Unicoi school board votes 5-1 to stop using accreditation process

Brad Hicks • Apr 13, 2012 at 6:24 AM

ERWIN — With a growing list of requirements that have been added to principal responsibilities, officials in the Unicoi County School District have discussed items that school principals are currently doing that could be ceased.

On Thursday, the Unicoi County Board of Education voted to put an end to one of these processes.

By a 5-1 vote, the board voted to stop using the AdvancED/SACS accreditation process for all schools within the district. Board member Bo Shadden cast the dissenting vote.

According to its website, AdvancED is an accreditation institute that serves more than 30,000 public and private schools across the U.S. and in more than 70 countries that educate more than 16 million students.

Unicoi County Director of Schools Denise Brown said Dr. Mickey Hatcher, the school district’s director of federal programs, who oversees the process, has also recommended the school system stop using the AdvancED/SACS process. She also said the district’s principals feel other improvement processes being utilized by the school system are more effective.

“I am recommending we continue with our improvement efforts through the state’s schoolimprovement process, and that will include the recently approved Tennessee waiver,” Brown said.

Brown also gave several reasons behind this recommendation. First, she said, AdvancED accreditation is based on the assessment of standards and indicators, student performance and the perceptions of teachers, parents and students. This is already done through the Tennessee School improvement Process, Brown said.

AdvancED also offers six status levels, which ranging from excellence to probation. Districts and schools seeking to attain the two highest status levels — excellence and distinction — must apply and must complete a yearly accreditation progress report.

“Which, with all our principals have to do now, is something that’s just almost impossible,” Brown said.

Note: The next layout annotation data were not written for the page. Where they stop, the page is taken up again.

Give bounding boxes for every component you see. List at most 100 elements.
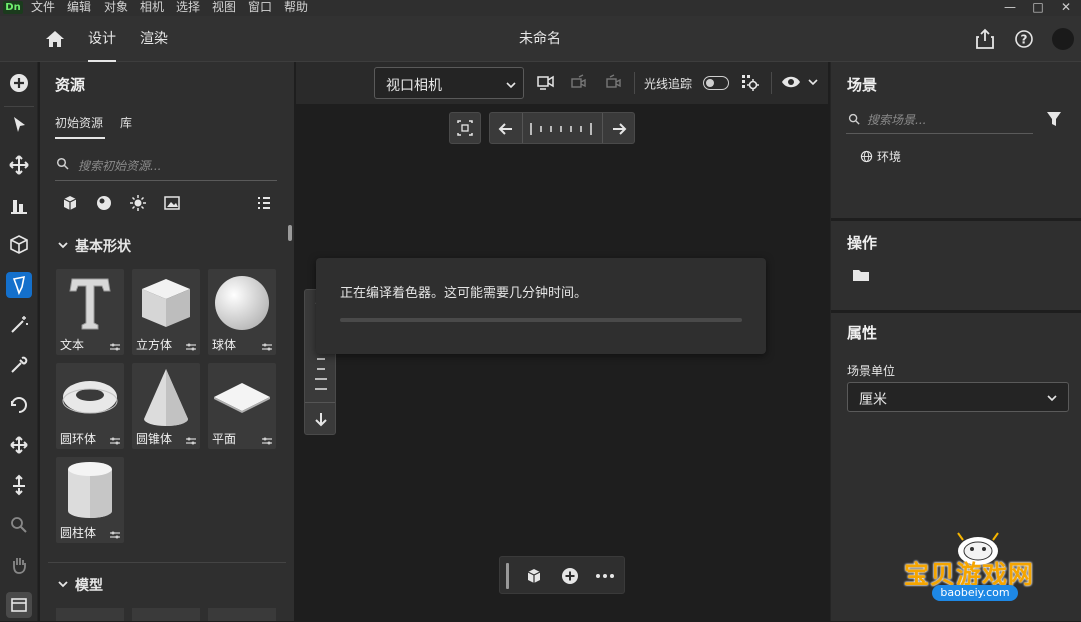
tool-bar <box>0 62 38 621</box>
hand-tool-icon[interactable] <box>6 552 32 578</box>
maximize-button[interactable]: □ <box>1026 0 1050 16</box>
options-icon[interactable] <box>261 342 273 352</box>
model-tile[interactable] <box>56 608 124 621</box>
subtab-starter-assets[interactable]: 初始资源 <box>55 114 103 131</box>
eyedropper-icon[interactable] <box>6 352 32 378</box>
subtab-library[interactable]: 库 <box>120 114 132 131</box>
model-tile[interactable] <box>132 608 200 621</box>
cone-icon <box>144 369 188 426</box>
add-icon[interactable] <box>6 70 32 96</box>
avatar[interactable] <box>1052 28 1074 50</box>
models-filter-icon[interactable] <box>60 193 80 213</box>
assets-title: 资源 <box>55 76 86 94</box>
menu-item[interactable]: 对象 <box>104 0 128 16</box>
asset-label: 圆锥体 <box>136 432 173 446</box>
add-icon[interactable] <box>560 566 580 586</box>
eye-icon[interactable] <box>781 74 801 90</box>
materials-filter-icon[interactable] <box>94 193 114 213</box>
share-icon[interactable] <box>974 28 996 50</box>
folder-icon[interactable] <box>852 267 870 283</box>
menu-item[interactable]: 选择 <box>176 0 200 16</box>
help-icon[interactable]: ? <box>1013 28 1035 50</box>
panel-divider <box>831 218 1081 221</box>
list-view-icon[interactable] <box>254 193 274 213</box>
move-tool-icon[interactable] <box>6 152 32 178</box>
chevron-down-icon[interactable] <box>807 77 819 87</box>
magic-material-tool-icon[interactable] <box>6 272 32 298</box>
camera-select[interactable]: 视口相机 <box>374 67 524 99</box>
camera-undo-icon[interactable] <box>569 72 589 92</box>
camera-redo-icon[interactable] <box>604 72 624 92</box>
assets-scrollbar[interactable] <box>288 225 292 241</box>
asset-tile-torus[interactable]: 圆环体 <box>56 363 124 449</box>
compile-progress-bar <box>340 318 742 322</box>
asset-label: 平面 <box>212 432 237 446</box>
images-filter-icon[interactable] <box>162 193 182 213</box>
section-models[interactable]: 模型 <box>75 575 103 595</box>
minimize-button[interactable]: — <box>998 0 1022 16</box>
asset-label: 立方体 <box>136 338 173 352</box>
scene-item-environment[interactable]: 环境 <box>877 148 901 165</box>
app-header: 设计 渲染 未命名 ? <box>0 16 1081 62</box>
menu-item[interactable]: 编辑 <box>67 0 91 16</box>
menu-item[interactable]: 窗口 <box>248 0 272 16</box>
panel-toggle-icon[interactable] <box>6 592 32 618</box>
menu-item[interactable]: 帮助 <box>284 0 308 16</box>
quick-actions-bar <box>499 556 625 594</box>
assets-search-input[interactable]: 搜索初始资源... <box>78 157 161 174</box>
asset-tile-cube[interactable]: 立方体 <box>132 269 200 355</box>
camera-nav-slider[interactable] <box>489 112 635 144</box>
filter-icon[interactable] <box>1045 110 1063 128</box>
scene-title: 场景 <box>847 76 878 94</box>
menu-item[interactable]: 文件 <box>31 0 55 16</box>
options-icon[interactable] <box>109 436 121 446</box>
lights-filter-icon[interactable] <box>128 193 148 213</box>
frame-icon <box>457 120 473 136</box>
raytrace-toggle[interactable] <box>703 76 729 90</box>
scene-search-input[interactable]: 搜索场景... <box>867 111 926 128</box>
magic-wand-icon[interactable] <box>6 312 32 338</box>
asset-label: 圆环体 <box>60 432 97 446</box>
pan-tool-icon[interactable] <box>6 432 32 458</box>
menu-item[interactable]: 视图 <box>212 0 236 16</box>
asset-tile-text[interactable]: 文本 <box>56 269 124 355</box>
slider-ticks[interactable] <box>528 119 598 139</box>
options-icon[interactable] <box>109 342 121 352</box>
asset-tile-sphere[interactable]: 球体 <box>208 269 276 355</box>
home-icon[interactable] <box>45 30 65 48</box>
align-tool-icon[interactable] <box>6 192 32 218</box>
asset-tile-plane[interactable]: 平面 <box>208 363 276 449</box>
scene-unit-select[interactable]: 厘米 <box>847 382 1069 412</box>
model-tile[interactable] <box>208 608 276 621</box>
dolly-tool-icon[interactable] <box>6 472 32 498</box>
drag-handle[interactable] <box>506 563 509 589</box>
select-tool-icon[interactable] <box>6 112 32 138</box>
scene-unit-value: 厘米 <box>859 392 887 408</box>
tab-design[interactable]: 设计 <box>88 16 116 62</box>
arrow-left-icon[interactable] <box>497 120 515 138</box>
more-icon[interactable] <box>594 566 616 586</box>
asset-label: 圆柱体 <box>60 526 97 540</box>
close-button[interactable]: ✕ <box>1054 0 1078 16</box>
section-basic-shapes[interactable]: 基本形状 <box>75 236 131 256</box>
arrow-right-icon[interactable] <box>610 120 628 138</box>
zoom-tool-icon[interactable] <box>6 512 32 538</box>
options-icon[interactable] <box>261 436 273 446</box>
cube-icon[interactable] <box>524 566 544 586</box>
chevron-down-icon[interactable] <box>57 578 69 590</box>
menu-item[interactable]: 相机 <box>140 0 164 16</box>
tab-render[interactable]: 渲染 <box>140 16 168 62</box>
asset-tile-cylinder[interactable]: 圆柱体 <box>56 457 124 543</box>
camera-add-icon[interactable] <box>536 72 556 92</box>
render-settings-icon[interactable] <box>739 72 759 92</box>
rotate-tool-icon[interactable] <box>6 392 32 418</box>
cube-tool-icon[interactable] <box>6 232 32 258</box>
options-icon[interactable] <box>185 342 197 352</box>
options-icon[interactable] <box>185 436 197 446</box>
arrow-down-icon[interactable] <box>312 410 330 428</box>
asset-tile-cone[interactable]: 圆锥体 <box>132 363 200 449</box>
chevron-down-icon[interactable] <box>57 239 69 251</box>
options-icon[interactable] <box>109 530 121 540</box>
sphere-icon <box>215 276 269 330</box>
frame-selection-button[interactable] <box>449 112 481 144</box>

Brown said school system officials also contacted regional and out-of-state universities to see if AdvancED accreditation plays a role in student admissions and were advised that it does not. Brown said this is based more on ACT or SAT scores.

“(The universities) stated that they consider whether or not it is a public school, their past experiences with the school or school reputation, and most importantly the accomplishments of the individual that is applying,” Brown said.

Brown said school officials were also advised AdvancED accreditation plays no role in the acceptance of credit schools located both in the state and out-of-state. She also said the AdvancED Office is no longer located in the Tennessee Department of Education, and its process and the state’s improvement processes are now separate.

Brown said school officials see “no benefit” in continuing the AdvancED accreditation process.

“With the new waiver through the Tennessee Department of Education, with the Tennessee Diploma Project, with the school improvement plans, we’re going above and beyond what is required of this, and this comes as a whole-hearted recommendation from me, from our principals and our supervisors,” she said.